Changes in Womenswear and Menswear
→ Old Kingdom
Menswear and womenswear consisted of short skirts, long narrow aprons, and loincloths. Overall, most of the clothing during Egypt’s Old Kingdom era was very basic in design, with little stitching and simple shapes. Large rectangular fabric wrapped around the body provided the basis for most of their apparel, usually plain and white in color.
→ Middle Kingdom
The hemlines lowered during this time period, especially for men. The skirts became more complex and elaborate belts were used to hold up the straight silhouette. Full length cloaks were used during the wintertime by men. During the Middle Kingdom, women wore short shawls and long cloaks, in contrast to the New Kingdom’s wrapped cloaks tied with knots. The skirts during this time consisted of an opaque underskirt with diaphanous outer layers.
→ New Kingdom
The most elaborate fashion occurred during the New Kingdom, where even the empire’s religion changed for a short period during Akhenaton’s reign. The transformation from a polytheist to a monotheist religion also manifested a transformation in artistic style. From before this time, traditional Egyptian proportions were broad shoulders and a slim waist, looking strong and masculine. Akhenaton’s reign introduced a new body proportion that emphasized an androgynous ideal with slim shoulders and imperfect, more alienesque style. Men’s changed once again, becoming pleated and fringed. Sashes and aprons were also added. Women started using beaded and embroidered yoke collars and long pleated dresses with shawls. The pleated skirts had triangular panels and came in both short and form fitting styles.

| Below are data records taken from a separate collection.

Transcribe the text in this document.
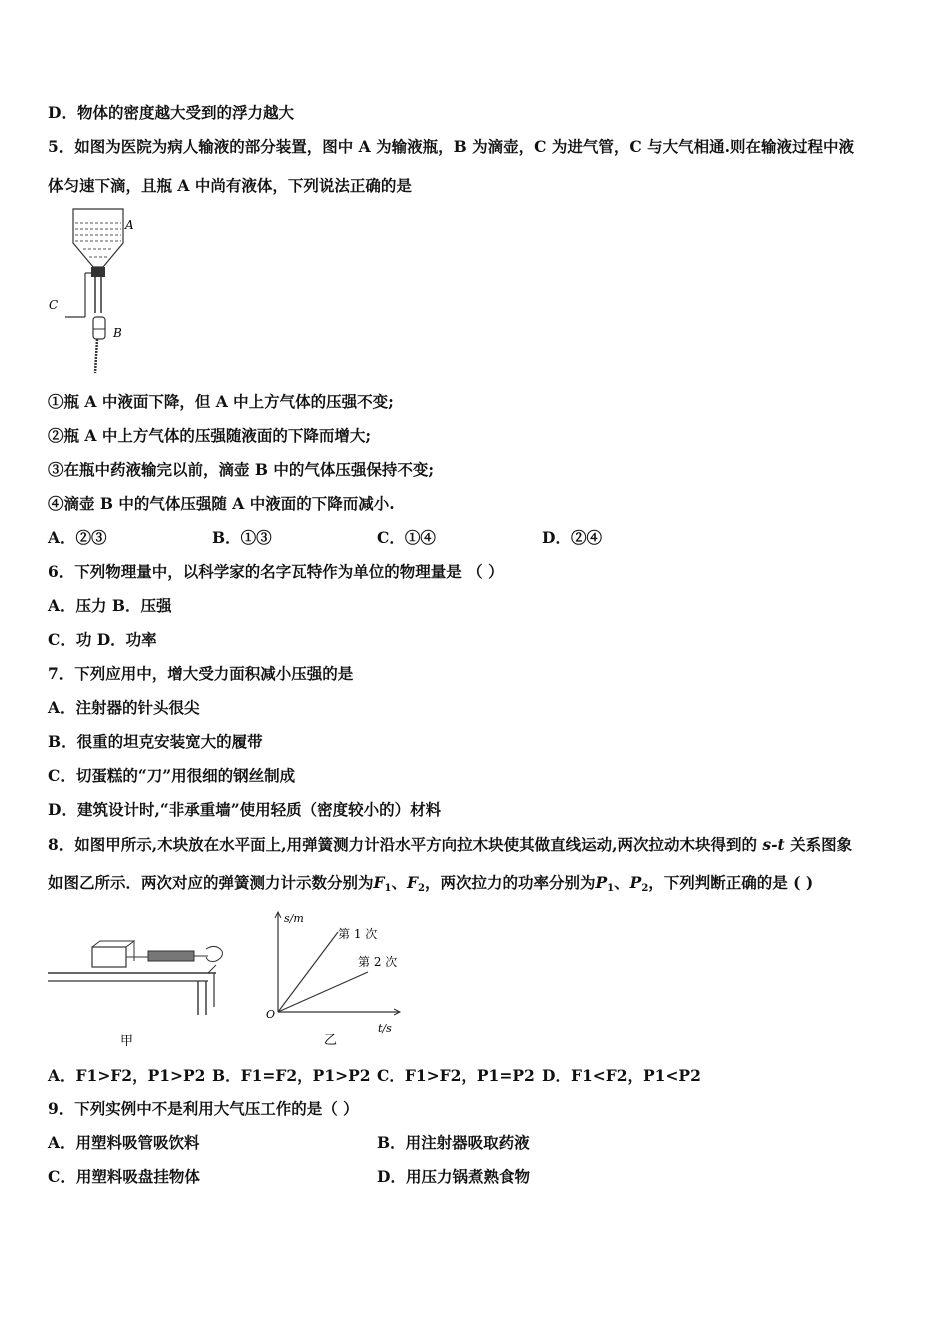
D．物体的密度越大受到的浮力越大
5．如图为医院为病人输液的部分装置，图中 A 为输液瓶，B 为滴壶，C 为进气管，C 与大气相通.则在输液过程中液
体匀速下滴，且瓶 A 中尚有液体，下列说法正确的是
A
B
C
①瓶 A 中液面下降，但 A 中上方气体的压强不变;
②瓶 A 中上方气体的压强随液面的下降而增大;
③在瓶中药液输完以前，滴壶 B 中的气体压强保持不变;
④滴壶 B 中的气体压强随 A 中液面的下降而减小.
A．②③	B．①③	C．①④	D．②④
6．下列物理量中，以科学家的名字瓦特作为单位的物理量是 （ ）
A．压力 B．压强
C．功 D．功率
7．下列应用中，增大受力面积减小压强的是
A．注射器的针头很尖
B．很重的坦克安装宽大的履带
C．切蛋糕的“刀”用很细的钢丝制成
D．建筑设计时,“非承重墙”使用轻质（密度较小的）材料
8．如图甲所示,木块放在水平面上,用弹簧测力计沿水平方向拉木块使其做直线运动,两次拉动木块得到的 s-t 关系图象
如图乙所示．两次对应的弹簧测力计示数分别为$F_1$、$F_2$，两次拉力的功率分别为$P_1$、$P_2$，下列判断正确的是 ( )
甲
s/m
t/s
O
第 1 次
第 2 次
乙
A．F1>F2，P1>P2 B．F1=F2，P1>P2 C．F1>F2，P1=P2 D．F1<F2，P1<P2
9．下列实例中不是利用大气压工作的是（ ）
A．用塑料吸管吸饮料	B．用注射器吸取药液
C．用塑料吸盘挂物体	D．用压力锅煮熟食物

The last thing we think about when viewing the glamorous minimalism of a stark alabaster Calvin Klein sheath is the golden excess of Ancient Egypt’s tombs, but understanding influences in fashion—even unintended ones—intrigues and excites us. Regardless that the pharaohs are long gone from their tombs now, their desires for afterlife truly live on in fashion. Today, their take on clothing proves to be more relevant than ever. For Spring 2004, John Galliano’s Haute Couture collection for Christian Dior created a exuberant, extreme take on the Valley of the Kings. More recently, Givenchy’s Riccardo Tisci designed costumes for Madonna’s supersized Super Bowl performance inspired by Cleopatra, mixed with gladiatorial influences. Gareth Pugh’s sculptural pyramid-esque design that Karl Lagerfeld tapped into for Chanel’s crystal inspired Fall 2012 show expresses the importance of even Egyptian architecture. Galliano, Pugh, and Tisci using you for inspiration? Now that’s what we call an afterlife.